I’ve befriended an English teacher from Montreal here in Wuhan. We go to pubs and fight in French in front of the Americans about separatism and politics. He talks about how everyone perceives Canada in a light that is better than it deserves. But for me, through my goggles, being here in China I am daily amazed by the developed world. It is a miracle that we have managed to achieve what we have. That we live in relative peace, calm and secure in the system. Only recently have I started to realize how much time and effort went into creating the level of justice, consideration and kindness that exist in our society. And as such, I fear how quickly that could all fall apart.
The other day, Anney and I were buying pirated dvds from the shack down the street. As we were walking home we heard the crashing of glass and turned to see a crowd forming across the street. They were surrounding a woman hurling beer bottles against the pavement. The woman looked as if she was in her late forties, and she was screaming wildly at a man at the next shop over. The next thing we knew the man picked up a plastic chair and slammed it against the woman’s back. A crowd had begun to form around the commotion. And a barely teenage girl yanked and pulled the fighters apart. But the man was not ready to give up. He was young and brawny and full of rage. He too started picking up beer bottles but was whipping them at the older woman. The man and woman both started a beer bottle war, but the man quickly tired of this and he then launched for her. He grabbed the older woman by the arm. Twisted her arm behind her back and forced her into the glass. (Note: It’s summer she has shorts and a t-shirt on leaving nothing to protect the skin on her bare legs.) People on bicycles had now stopped and a whole crowd was assembled watching the fight. No one seemed to think it necessary to intervene. They seemed to think there was nothing that appalling about watching a fit young man drag a woman nearly fifteen years his senior through the glass in public. Anney and I looked at each other wondering how we could stop it. In that moment, I wished that I’d been born a man. The woman did manage to get herself off the pavement. And as she did, she continued screaming at the man. She was seemingly unfazed by the glass, swearing more insults at the man and clearly not ready to give up. But I’d had enough. Anney and I quickly left, each of us feeling a little sick by what we’d seen.

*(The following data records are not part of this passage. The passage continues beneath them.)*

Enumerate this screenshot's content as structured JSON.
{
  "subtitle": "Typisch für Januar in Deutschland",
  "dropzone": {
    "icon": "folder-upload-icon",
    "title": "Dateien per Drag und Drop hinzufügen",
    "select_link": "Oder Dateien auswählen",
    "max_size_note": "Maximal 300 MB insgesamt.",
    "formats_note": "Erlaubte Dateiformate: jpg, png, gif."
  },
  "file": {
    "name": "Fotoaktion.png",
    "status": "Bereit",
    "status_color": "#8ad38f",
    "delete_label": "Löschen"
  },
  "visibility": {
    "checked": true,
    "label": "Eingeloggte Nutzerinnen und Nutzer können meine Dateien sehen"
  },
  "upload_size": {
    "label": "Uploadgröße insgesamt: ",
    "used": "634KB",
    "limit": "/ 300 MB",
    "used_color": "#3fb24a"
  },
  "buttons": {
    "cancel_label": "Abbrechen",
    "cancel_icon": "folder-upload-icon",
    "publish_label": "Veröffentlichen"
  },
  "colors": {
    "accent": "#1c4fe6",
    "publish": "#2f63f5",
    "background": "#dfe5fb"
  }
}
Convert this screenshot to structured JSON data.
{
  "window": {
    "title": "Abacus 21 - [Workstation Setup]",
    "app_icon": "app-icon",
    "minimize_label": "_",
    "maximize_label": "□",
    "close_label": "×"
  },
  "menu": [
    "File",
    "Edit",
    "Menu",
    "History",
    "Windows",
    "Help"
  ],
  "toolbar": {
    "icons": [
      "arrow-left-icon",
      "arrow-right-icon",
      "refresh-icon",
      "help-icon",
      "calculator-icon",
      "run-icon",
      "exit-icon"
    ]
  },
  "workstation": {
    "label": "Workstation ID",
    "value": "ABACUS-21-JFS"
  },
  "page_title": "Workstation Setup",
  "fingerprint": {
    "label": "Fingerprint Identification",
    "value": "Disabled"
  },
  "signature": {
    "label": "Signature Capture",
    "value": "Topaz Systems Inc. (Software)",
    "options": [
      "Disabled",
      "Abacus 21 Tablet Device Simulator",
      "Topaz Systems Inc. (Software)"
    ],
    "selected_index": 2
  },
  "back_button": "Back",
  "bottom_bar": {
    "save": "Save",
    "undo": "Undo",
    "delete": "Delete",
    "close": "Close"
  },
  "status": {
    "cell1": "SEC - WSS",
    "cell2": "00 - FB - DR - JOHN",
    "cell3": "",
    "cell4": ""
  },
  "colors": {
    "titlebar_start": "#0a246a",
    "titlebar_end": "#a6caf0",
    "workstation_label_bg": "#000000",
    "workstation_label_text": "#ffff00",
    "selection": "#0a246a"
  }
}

How could all those people, including fit young men, just idly watch and not feel the need to stop the man from beating a woman? It was disgusting. I have a vivid memory of watching my dad split up a fight between two homeless men at the church when we were volunteering at “Out of the Cold.” I don’t think he thought for a second about it, he just reacted. And he and another volunteer stopped the fight. And this was a fight between two men, not one where one clearly had the advantage over the other.
So today, on Canada’s birthday, I just want to say, thank you Canada, for being a country where a woman will not be beaten in public without someone feeling obliged to stop it.